Why won't this function count more than 10 digits?

Question

I wrote this function to count and return the number of digits, or the length, of the number passed to the function. It works great until you tell it to count the digits in a number with more than 10 digits. In those cases it simply returns 1.

int digits(int z)
{
  int counter = 1;
  for ( double y = 9; z > y; y = (y*10) + 9)
  {
    counter++;
  }
return counter;
}

Answer 1

An integer is most likely 32 bits on your target machine. If signed, an integer holds a value between (roughly) -2 billion and +2 billion. Either extreme is 10 digits long.

You could change your code to work with 64-bit integers for a bit more mileage.

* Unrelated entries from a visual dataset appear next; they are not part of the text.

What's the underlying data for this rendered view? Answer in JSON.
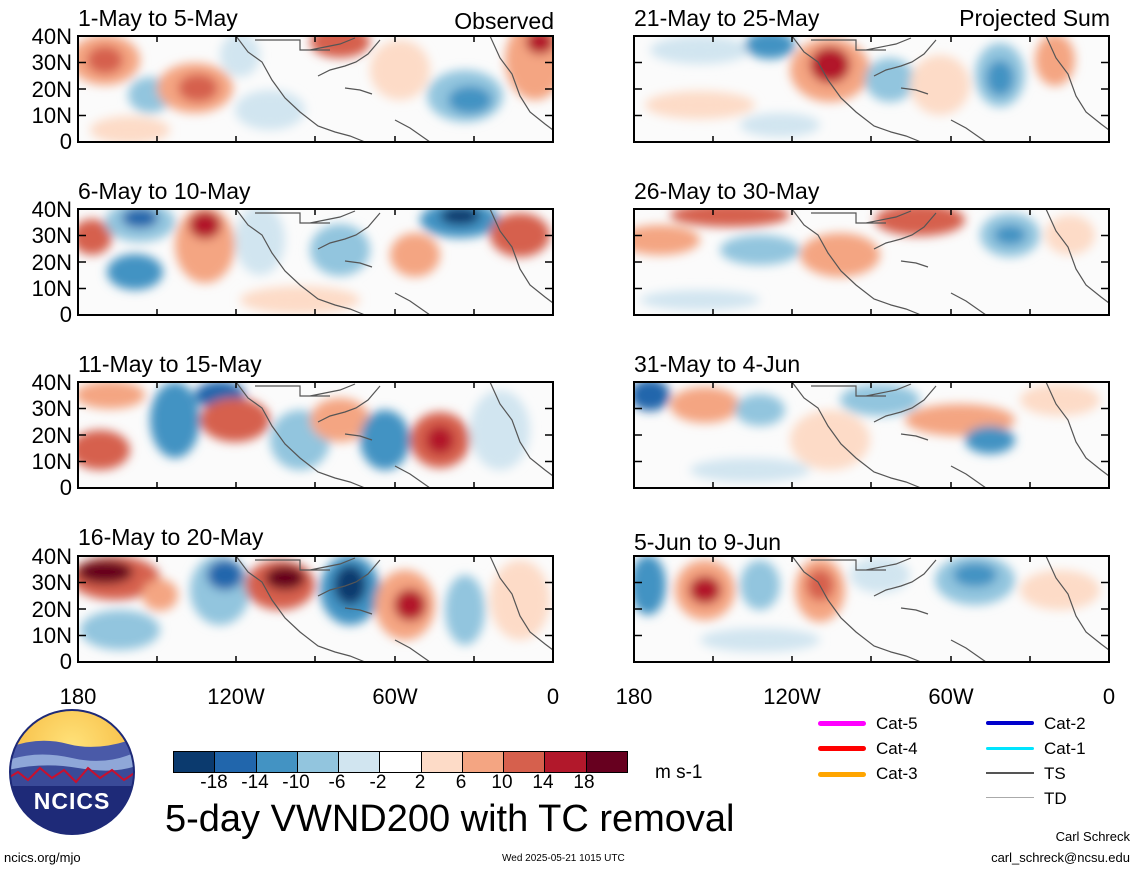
{
  "panels": [
    {
      "title": "1-May to 5-May",
      "corner_label": "Observed"
    },
    {
      "title": "21-May to 25-May",
      "corner_label": "Projected Sum"
    },
    {
      "title": "6-May to 10-May",
      "corner_label": ""
    },
    {
      "title": "26-May to 30-May",
      "corner_label": ""
    },
    {
      "title": "11-May to 15-May",
      "corner_label": ""
    },
    {
      "title": "31-May to 4-Jun",
      "corner_label": ""
    },
    {
      "title": "16-May to 20-May",
      "corner_label": ""
    },
    {
      "title": "5-Jun to 9-Jun",
      "corner_label": ""
    }
  ],
  "y_ticks": [
    "40N",
    "30N",
    "20N",
    "10N",
    "0"
  ],
  "x_ticks": [
    "180",
    "120W",
    "60W",
    "0"
  ],
  "colorbar": {
    "labels": [
      "-18",
      "-14",
      "-10",
      "-6",
      "-2",
      "2",
      "6",
      "10",
      "14",
      "18"
    ],
    "colors": [
      "#0b3a6e",
      "#2166ac",
      "#4393c3",
      "#92c5de",
      "#d1e5f0",
      "#ffffff",
      "#fddbc7",
      "#f4a582",
      "#d6604d",
      "#b2182b",
      "#67001f"
    ],
    "units": "m s-1"
  },
  "legend": [
    {
      "label": "Cat-5",
      "color": "#ff00ff"
    },
    {
      "label": "Cat-2",
      "color": "#0000cc"
    },
    {
      "label": "Cat-4",
      "color": "#ff0000"
    },
    {
      "label": "Cat-1",
      "color": "#00e5ff"
    },
    {
      "label": "Cat-3",
      "color": "#ffa500"
    },
    {
      "label": "TS",
      "color": "#555555"
    },
    {
      "label": "TD",
      "color": "#aaaaaa"
    }
  ],
  "logo_text": "NCICS",
  "main_title": "5-day VWND200 with TC removal",
  "footer": {
    "url": "ncics.org/mjo",
    "timestamp": "Wed 2025-05-21 1015 UTC",
    "author": "Carl Schreck",
    "email": "carl_schreck@ncsu.edu"
  }
}
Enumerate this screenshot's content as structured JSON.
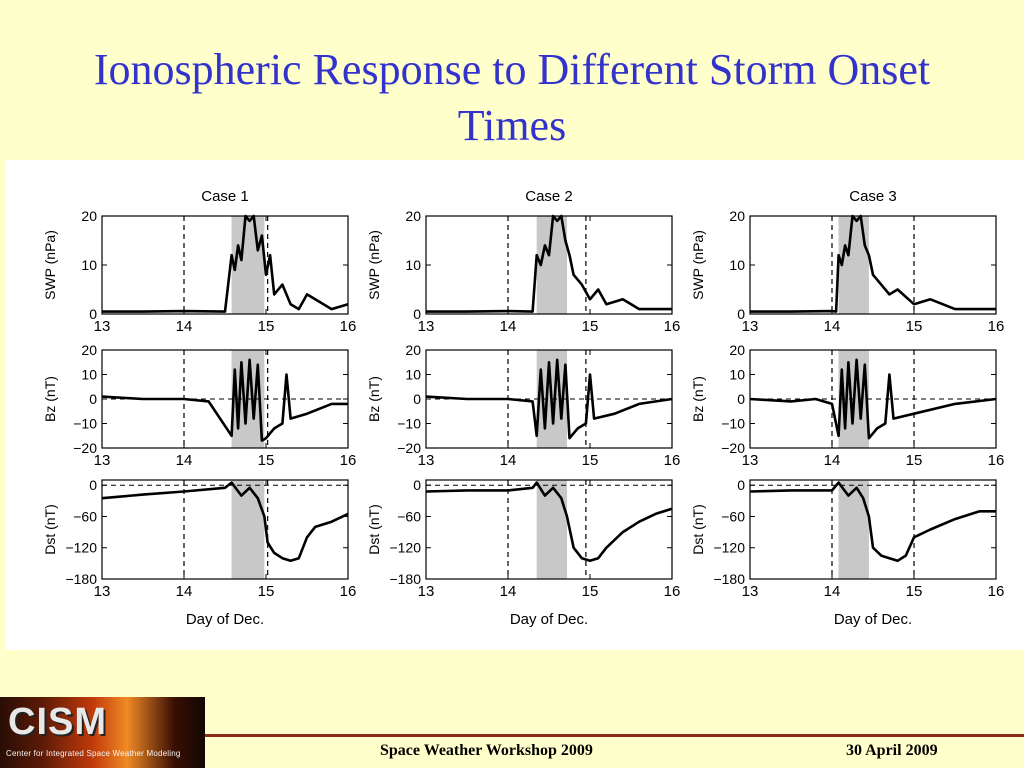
{
  "slide": {
    "title": "Ionospheric Response to Different Storm Onset Times",
    "logo_text": "CISM",
    "logo_subtext": "Center for Integrated Space Weather Modeling",
    "footer_event": "Space Weather Workshop 2009",
    "footer_date": "30 April 2009"
  },
  "chart_data": [
    {
      "type": "line",
      "case": "Case 1",
      "title": "Case 1",
      "x_range": [
        13,
        16
      ],
      "x_ticks": [
        13,
        14,
        15,
        16
      ],
      "xlabel": "Day of Dec.",
      "shade": [
        14.58,
        14.98
      ],
      "dashed_x": [
        14.0,
        15.02
      ],
      "panels": [
        {
          "ylabel": "SWP (nPa)",
          "ylim": [
            0,
            20
          ],
          "yticks": [
            0,
            10,
            20
          ],
          "x": [
            13.0,
            13.5,
            14.0,
            14.5,
            14.58,
            14.62,
            14.66,
            14.7,
            14.75,
            14.8,
            14.85,
            14.9,
            14.95,
            15.0,
            15.05,
            15.1,
            15.2,
            15.3,
            15.4,
            15.5,
            15.6,
            15.8,
            16.0
          ],
          "y": [
            0.5,
            0.5,
            0.6,
            0.5,
            12,
            9,
            14,
            11,
            20,
            19,
            20,
            13,
            16,
            8,
            12,
            4,
            6,
            2,
            1,
            4,
            3,
            1,
            2
          ]
        },
        {
          "ylabel": "Bz (nT)",
          "ylim": [
            -20,
            20
          ],
          "yticks": [
            -20,
            -10,
            0,
            10,
            20
          ],
          "zero_line": true,
          "x": [
            13.0,
            13.5,
            14.0,
            14.3,
            14.58,
            14.62,
            14.66,
            14.7,
            14.75,
            14.8,
            14.85,
            14.9,
            14.95,
            15.0,
            15.1,
            15.2,
            15.25,
            15.3,
            15.5,
            15.8,
            16.0
          ],
          "y": [
            1,
            0,
            0,
            -1,
            -15,
            12,
            -12,
            15,
            -10,
            16,
            -8,
            14,
            -17,
            -16,
            -12,
            -10,
            10,
            -8,
            -6,
            -2,
            -2
          ]
        },
        {
          "ylabel": "Dst (nT)",
          "ylim": [
            -180,
            10
          ],
          "yticks": [
            0,
            -60,
            -120,
            -180
          ],
          "zero_line": true,
          "x": [
            13.0,
            13.5,
            14.0,
            14.5,
            14.58,
            14.7,
            14.8,
            14.9,
            14.98,
            15.02,
            15.1,
            15.2,
            15.3,
            15.4,
            15.5,
            15.6,
            15.8,
            16.0
          ],
          "y": [
            -25,
            -18,
            -12,
            -5,
            5,
            -20,
            -5,
            -25,
            -60,
            -110,
            -130,
            -140,
            -145,
            -140,
            -100,
            -80,
            -70,
            -55
          ]
        }
      ]
    },
    {
      "type": "line",
      "case": "Case 2",
      "title": "Case 2",
      "x_range": [
        13,
        16
      ],
      "x_ticks": [
        13,
        14,
        15,
        16
      ],
      "xlabel": "Day of Dec.",
      "shade": [
        14.35,
        14.72
      ],
      "dashed_x": [
        14.0,
        14.95
      ],
      "panels": [
        {
          "ylabel": "SWP (nPa)",
          "ylim": [
            0,
            20
          ],
          "yticks": [
            0,
            10,
            20
          ],
          "x": [
            13.0,
            13.5,
            14.0,
            14.3,
            14.35,
            14.4,
            14.45,
            14.5,
            14.55,
            14.6,
            14.65,
            14.7,
            14.75,
            14.8,
            14.9,
            15.0,
            15.1,
            15.2,
            15.4,
            15.6,
            15.8,
            16.0
          ],
          "y": [
            0.5,
            0.5,
            0.6,
            0.5,
            12,
            10,
            14,
            12,
            20,
            19,
            20,
            15,
            12,
            8,
            6,
            3,
            5,
            2,
            3,
            1,
            1,
            1
          ]
        },
        {
          "ylabel": "Bz (nT)",
          "ylim": [
            -20,
            20
          ],
          "yticks": [
            -20,
            -10,
            0,
            10,
            20
          ],
          "zero_line": true,
          "x": [
            13.0,
            13.5,
            14.0,
            14.3,
            14.35,
            14.4,
            14.45,
            14.5,
            14.55,
            14.6,
            14.65,
            14.7,
            14.75,
            14.85,
            14.95,
            15.0,
            15.05,
            15.3,
            15.6,
            16.0
          ],
          "y": [
            1,
            0,
            0,
            -1,
            -15,
            12,
            -12,
            15,
            -10,
            16,
            -8,
            14,
            -16,
            -12,
            -10,
            10,
            -8,
            -6,
            -2,
            0
          ]
        },
        {
          "ylabel": "Dst (nT)",
          "ylim": [
            -180,
            10
          ],
          "yticks": [
            0,
            -60,
            -120,
            -180
          ],
          "zero_line": true,
          "x": [
            13.0,
            13.5,
            14.0,
            14.3,
            14.35,
            14.45,
            14.55,
            14.65,
            14.72,
            14.8,
            14.9,
            15.0,
            15.1,
            15.2,
            15.4,
            15.6,
            15.8,
            16.0
          ],
          "y": [
            -12,
            -10,
            -10,
            -5,
            5,
            -20,
            -5,
            -25,
            -60,
            -120,
            -140,
            -145,
            -140,
            -120,
            -90,
            -70,
            -55,
            -45
          ]
        }
      ]
    },
    {
      "type": "line",
      "case": "Case 3",
      "title": "Case 3",
      "x_range": [
        13,
        16
      ],
      "x_ticks": [
        13,
        14,
        15,
        16
      ],
      "xlabel": "Day of Dec.",
      "shade": [
        14.08,
        14.45
      ],
      "dashed_x": [
        14.0,
        15.0
      ],
      "panels": [
        {
          "ylabel": "SWP (nPa)",
          "ylim": [
            0,
            20
          ],
          "yticks": [
            0,
            10,
            20
          ],
          "x": [
            13.0,
            13.5,
            14.0,
            14.05,
            14.08,
            14.12,
            14.16,
            14.2,
            14.25,
            14.3,
            14.35,
            14.4,
            14.45,
            14.5,
            14.6,
            14.7,
            14.8,
            15.0,
            15.2,
            15.5,
            15.8,
            16.0
          ],
          "y": [
            0.5,
            0.5,
            0.6,
            0.5,
            12,
            10,
            14,
            12,
            20,
            19,
            20,
            14,
            12,
            8,
            6,
            4,
            5,
            2,
            3,
            1,
            1,
            1
          ]
        },
        {
          "ylabel": "Bz (nT)",
          "ylim": [
            -20,
            20
          ],
          "yticks": [
            -20,
            -10,
            0,
            10,
            20
          ],
          "zero_line": true,
          "x": [
            13.0,
            13.5,
            13.8,
            14.0,
            14.08,
            14.12,
            14.16,
            14.2,
            14.25,
            14.3,
            14.35,
            14.4,
            14.45,
            14.55,
            14.65,
            14.7,
            14.75,
            15.0,
            15.5,
            16.0
          ],
          "y": [
            0,
            -1,
            0,
            -2,
            -15,
            12,
            -12,
            15,
            -10,
            16,
            -8,
            14,
            -16,
            -12,
            -10,
            10,
            -8,
            -6,
            -2,
            0
          ]
        },
        {
          "ylabel": "Dst (nT)",
          "ylim": [
            -180,
            10
          ],
          "yticks": [
            0,
            -60,
            -120,
            -180
          ],
          "zero_line": true,
          "x": [
            13.0,
            13.5,
            14.0,
            14.08,
            14.2,
            14.3,
            14.38,
            14.45,
            14.5,
            14.6,
            14.7,
            14.8,
            14.9,
            15.0,
            15.2,
            15.5,
            15.8,
            16.0
          ],
          "y": [
            -12,
            -10,
            -10,
            5,
            -20,
            -5,
            -25,
            -60,
            -120,
            -135,
            -140,
            -145,
            -135,
            -100,
            -85,
            -65,
            -50,
            -50
          ]
        }
      ]
    }
  ]
}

Otherwise you'll need to use a custom representation (ie, write your own large integer class) to allow for arbitrarily large numbers.

Answer 2

Range of 4 byte int is from –2,147,483,648 to 2,147,483,647

If you specify any positive number less than 2,147,483,647 then it will count it else it will return 1.

Answer 3

I think you should check the range. as for int it is -2,147,483,648 to 2,147,483,647 Any number less than lower limit i.e -2,147,483,648 or anything greater than Higher limit i.e 2,147,483,647 will produce 1 as result. That you have specified in the question. click here for details.

Answer 4

You have issues in your code:

1. Not considering negative values
2. Using floating point

To address 1.: You need an absolute value: int u = std::abs(z).

Attention: The absolute value of the most negative integer is not defined.

To address 2.: Increment the counter and decrement u if 10 <= u. After that you can use your loop with an int y and u.

In addition: Most likely the test you are performing is passing a negative number, due to an overflow in a multiplication by 10.